Os coaches  oferecem competências e habilidades, conforme descrito pela Federação Internacional de Coaching. Eles são personalizados por programas de treinamento específicos que ensinam  competências como: diretrizes éticas, estabelecimento de contrato de coaching, confiança, criação de presença de coaching, liderança por trás, gerenciamento do lado sombrio, escuta ativa , fazer perguntas poderosas, comunicações diretas, gerenciando resistência, criando consciência, projetando ações, planejamento e estabelecimento de metas, e gerenciamento do progresso e a responsabilidade (accountability).

Conceitos de psicologia positiva e intervenções que são mais eficazes para os clientes no processo de coaching: Auto-Regulação, Auto-determinação, Auto-eficacia, Inteligência emocional, Teoria da esperança, Teoria do estabelecimento de teorias, Resiliência, Otimismo, Pontos fortes (caracter strenghts), Investigação apreciativa, Emoções positivas,  Capital Psicológico Positivo (PsyCap).
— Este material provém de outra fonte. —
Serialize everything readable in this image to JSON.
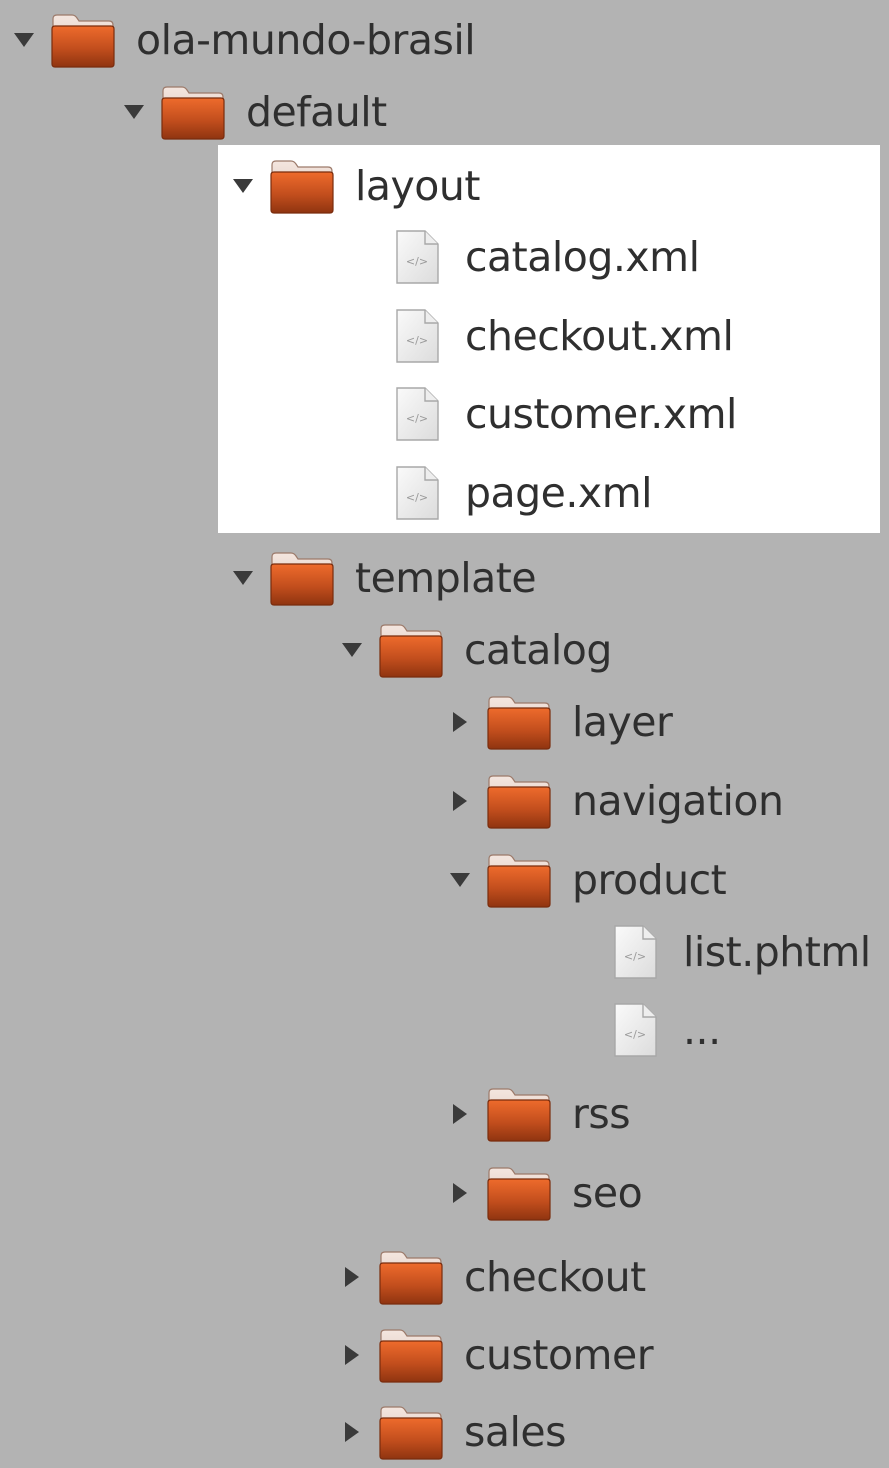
{
  "tree": {
    "root": {
      "label": "ola-mundo-brasil",
      "expanded": true
    },
    "default": {
      "label": "default",
      "expanded": true
    },
    "layout": {
      "label": "layout",
      "expanded": true,
      "files": [
        "catalog.xml",
        "checkout.xml",
        "customer.xml",
        "page.xml"
      ]
    },
    "template": {
      "label": "template",
      "expanded": true
    },
    "catalog": {
      "label": "catalog",
      "expanded": true
    },
    "layer": {
      "label": "layer",
      "expanded": false
    },
    "navigation": {
      "label": "navigation",
      "expanded": false
    },
    "product": {
      "label": "product",
      "expanded": true,
      "files": [
        "list.phtml",
        "..."
      ]
    },
    "rss": {
      "label": "rss",
      "expanded": false
    },
    "seo": {
      "label": "seo",
      "expanded": false
    },
    "checkout": {
      "label": "checkout",
      "expanded": false
    },
    "customer": {
      "label": "customer",
      "expanded": false
    },
    "sales": {
      "label": "sales",
      "expanded": false
    }
  },
  "colors": {
    "background": "#b3b3b3",
    "selection": "#ffffff",
    "folder": "#c8521e",
    "text": "#2f2f2f"
  },
  "icons": {
    "folder": "folder-icon",
    "file": "code-file-icon",
    "expanded": "triangle-down-icon",
    "collapsed": "triangle-right-icon"
  }
}
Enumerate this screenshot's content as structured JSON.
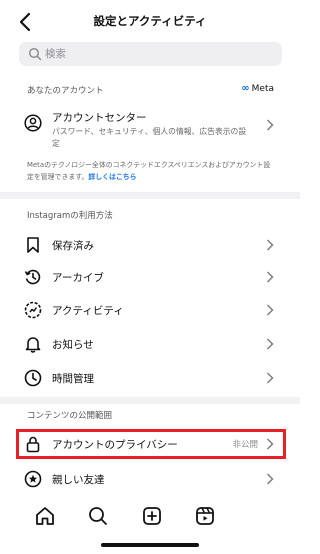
{
  "header": {
    "title": "設定とアクティビティ"
  },
  "search": {
    "placeholder": "検索"
  },
  "accounts_section": {
    "label": "あなたのアカウント",
    "brand": "Meta",
    "account_center": {
      "title": "アカウントセンター",
      "description": "パスワード、セキュリティ、個人の情報、広告表示の設定"
    },
    "note": "Metaのテクノロジー全体のコネクテッドエクスペリエンスおよびアカウント設定を管理できます。",
    "note_link": "詳しくはこちら"
  },
  "usage_section": {
    "label": "Instagramの利用方法",
    "items": [
      {
        "label": "保存済み",
        "icon": "bookmark-icon"
      },
      {
        "label": "アーカイブ",
        "icon": "archive-icon"
      },
      {
        "label": "アクティビティ",
        "icon": "activity-icon"
      },
      {
        "label": "お知らせ",
        "icon": "bell-icon"
      },
      {
        "label": "時間管理",
        "icon": "clock-icon"
      }
    ]
  },
  "content_section": {
    "label": "コンテンツの公開範囲",
    "items": [
      {
        "label": "アカウントのプライバシー",
        "value": "非公開",
        "icon": "lock-icon"
      },
      {
        "label": "親しい友達",
        "icon": "star-circle-icon"
      }
    ]
  },
  "tabbar": [
    "home-icon",
    "search-icon",
    "create-icon",
    "reels-icon"
  ],
  "colors": {
    "highlight": "#e8202a",
    "link": "#1a73e8",
    "meta_blue": "#0668e1"
  }
}
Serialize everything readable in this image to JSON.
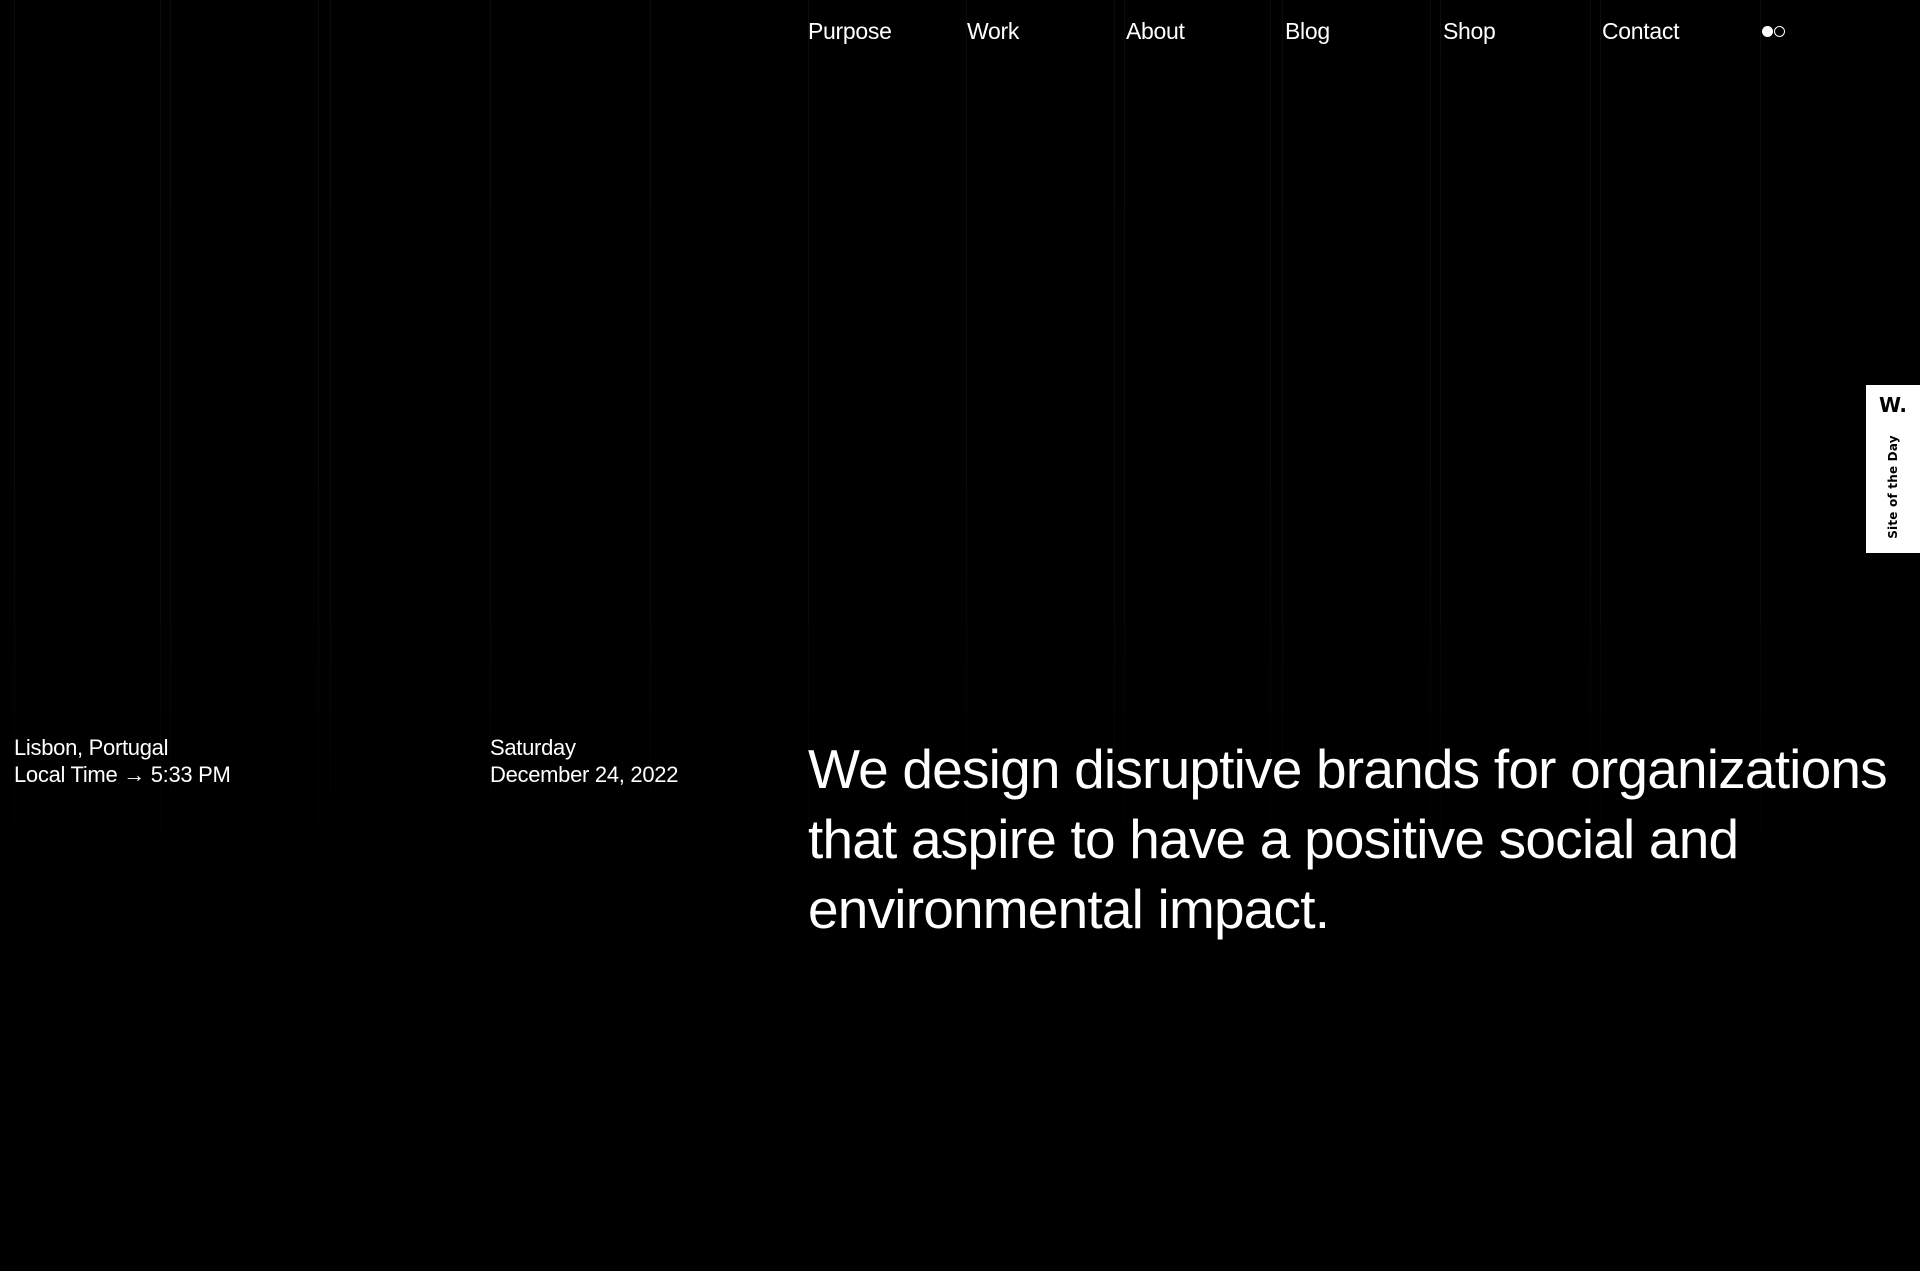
{
  "nav": {
    "items": [
      {
        "label": "Purpose"
      },
      {
        "label": "Work"
      },
      {
        "label": "About"
      },
      {
        "label": "Blog"
      },
      {
        "label": "Shop"
      },
      {
        "label": "Contact"
      }
    ],
    "theme_toggle_icon": "light-dark-toggle-icon"
  },
  "location": {
    "city": "Lisbon, Portugal",
    "local_time": "Local Time → 5:33 PM"
  },
  "date": {
    "weekday": "Saturday",
    "full_date": "December 24, 2022"
  },
  "headline": "We design disruptive brands for organizations that aspire to have a positive social and environmental impact.",
  "badge": {
    "logo": "W.",
    "label": "Site of the Day"
  },
  "colors": {
    "background": "#000000",
    "text": "#ffffff",
    "badge_background": "#ffffff",
    "badge_text": "#000000"
  }
}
Além disso, existem vários modelos de processo de coaching, bem como modelos de mudança. Por exemplo, Egan (2002) oferece o modelo qualificado de ajuda: esclarecer questões-chave (histórias, identificar pontos cegos e alavancar a questão certa), identificar resultados desejados (possibilidades, objetivos e comprometimento realistas), desenvolver estratégias (ações possíveis, escolher melhor plano) e implementar. D. Peterson (2006) descreve o modelo de mudança de comportamento “The Pipeline do Desenvolvimento”, que eu uso rotineiramente com os clientes, como uma progressão através de insight, motivação, capacidades, prática do mundo real e responsabilidade. Este modelo destaca que a mudança é limitada pelo componente mais estreito do pipeline.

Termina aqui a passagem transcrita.